Watson, fourth from left, in The Winning Ticket with stars Louise Fazenda, far left, Ted Healy (in hat and tie) and Leo Carrillo as the barber - Everett/Alamy
Watson, fourth from left, in The Winning Ticket with stars Louise Fazenda, far left, Ted Healy (in hat and tie) and Leo Carrillo as the barber - Everett/Alamy

He made his “talkie” debut in a short, Who’s the Boss (1930), and through the decade took a mixture of roles, usually uncredited, criss-crossing Hollywood from studio to studio, often with his brothers and sisters in tow. “There’d not be a day when one of the Watsons wasn’t called upon by a movie star or studio,” he recalled.

By 1939 his career as a child star was winding down, though he made four films that year, including The Adventures of Huckleberry Finn, starring Mickey Rooney, and – alongside his brothers Harry, Garry and Delmar – the considerably better Mr Smith Goes to Washington, directed by Frank Capra and starring James Stewart.
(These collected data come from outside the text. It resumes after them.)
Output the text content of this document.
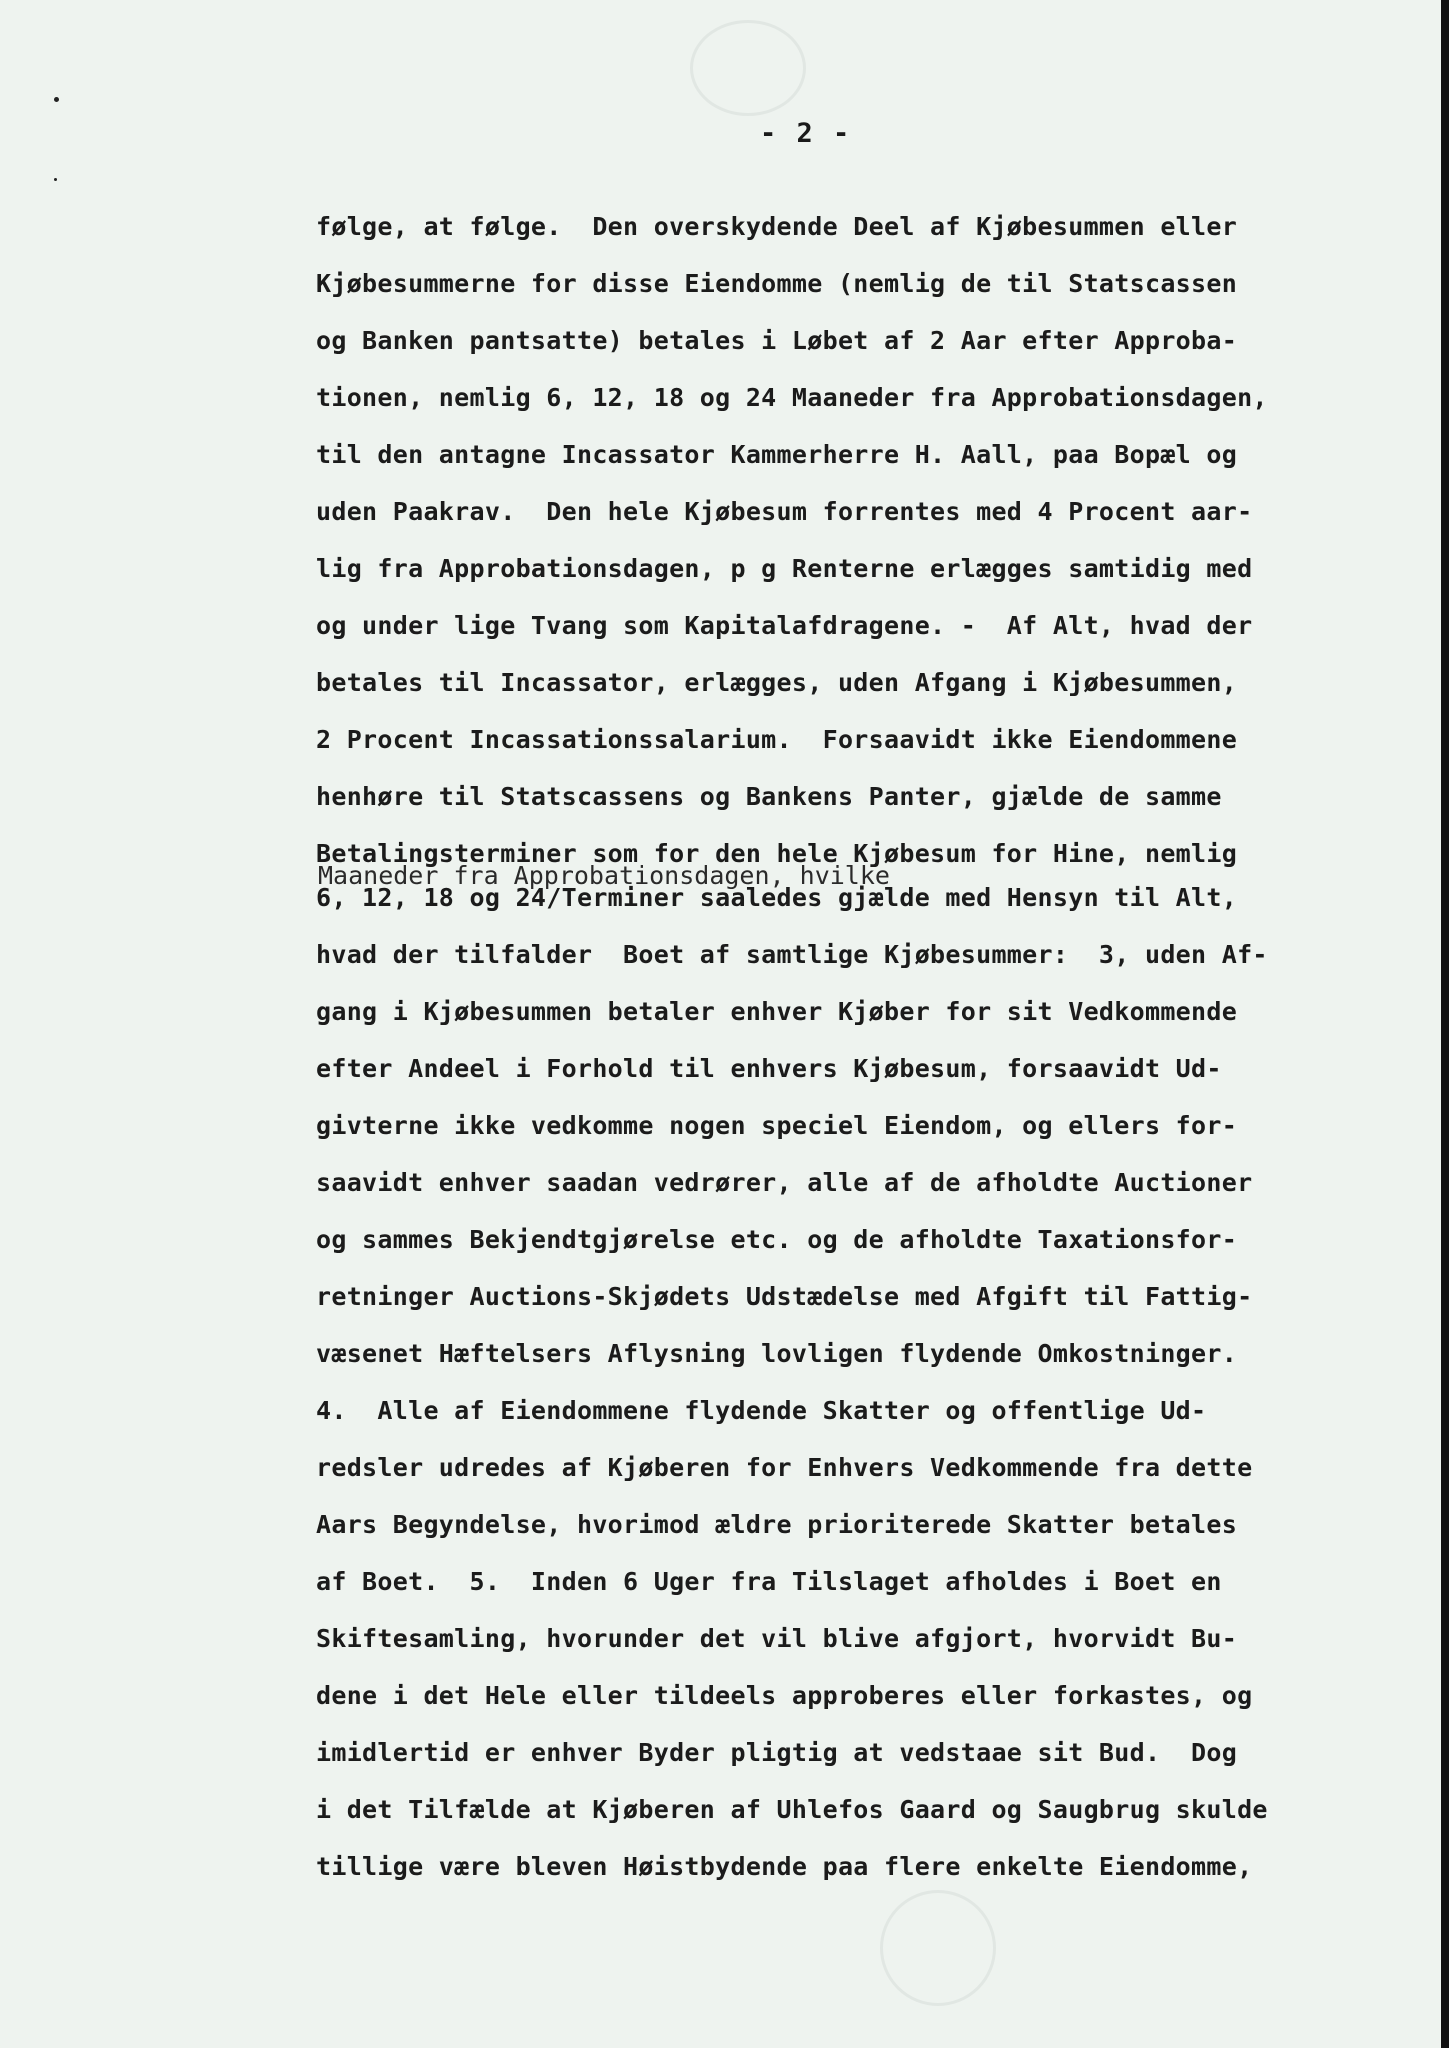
- 2 -
Maaneder fra Approbationsdagen, hvilke
følge, at følge.  Den overskydende Deel af Kjøbesummen eller
Kjøbesummerne for disse Eiendomme (nemlig de til Statscassen
og Banken pantsatte) betales i Løbet af 2 Aar efter Approba-
tionen, nemlig 6, 12, 18 og 24 Maaneder fra Approbationsdagen,
til den antagne Incassator Kammerherre H. Aall, paa Bopæl og
uden Paakrav.  Den hele Kjøbesum forrentes med 4 Procent aar-
lig fra Approbationsdagen, p g Renterne erlægges samtidig med
og under lige Tvang som Kapitalafdragene. -  Af Alt, hvad der
betales til Incassator, erlægges, uden Afgang i Kjøbesummen,
2 Procent Incassationssalarium.  Forsaavidt ikke Eiendommene
henhøre til Statscassens og Bankens Panter, gjælde de samme
Betalingsterminer som for den hele Kjøbesum for Hine, nemlig
6, 12, 18 og 24/Terminer saaledes gjælde med Hensyn til Alt,
hvad der tilfalder  Boet af samtlige Kjøbesummer:  3, uden Af-
gang i Kjøbesummen betaler enhver Kjøber for sit Vedkommende
efter Andeel i Forhold til enhvers Kjøbesum, forsaavidt Ud-
givterne ikke vedkomme nogen speciel Eiendom, og ellers for-
saavidt enhver saadan vedrører, alle af de afholdte Auctioner
og sammes Bekjendtgjørelse etc. og de afholdte Taxationsfor-
retninger Auctions-Skjødets Udstædelse med Afgift til Fattig-
væsenet Hæftelsers Aflysning lovligen flydende Omkostninger.
4.  Alle af Eiendommene flydende Skatter og offentlige Ud-
redsler udredes af Kjøberen for Enhvers Vedkommende fra dette
Aars Begyndelse, hvorimod ældre prioriterede Skatter betales
af Boet.  5.  Inden 6 Uger fra Tilslaget afholdes i Boet en
Skiftesamling, hvorunder det vil blive afgjort, hvorvidt Bu-
dene i det Hele eller tildeels approberes eller forkastes, og
imidlertid er enhver Byder pligtig at vedstaae sit Bud.  Dog
i det Tilfælde at Kjøberen af Uhlefos Gaard og Saugbrug skulde
tillige være bleven Høistbydende paa flere enkelte Eiendomme,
In Old Chicago (1937): Billy Watson is behind J Anthony Hughes who is holding the reins; in front is Bobs Watson - Everett Collection Inc/Alamy
In Old Chicago (1937): Billy Watson is behind J Anthony Hughes who is holding the reins; in front is Bobs Watson - Everett Collection Inc/Alamy

Watson made his last film, I Take This Woman, with Spencer Tracy and Hedy Lamarr, in 1940, though his scenes were cut. Like three of his brothers he enrolled in the US Coast Guard during the Second World War.

Postwar he became a commercial photographer, and in 1958 he made a television appearance on a This is Your Life tribute to his parents. In 1979 there was a brief return – on the small screen – in the 1979 Canadian series about a Lassie-style German Shepherd, The Littlest Hobo.

In 1999 the surviving Watson siblings accepted the award of a star on the Hollywood Walk of Fame – the only family to be accorded the honour.

Billy Watson married, in 1946, Sue; she died in 2008, and he is survived by their three children, and by one of his actor siblings, Garry, 93.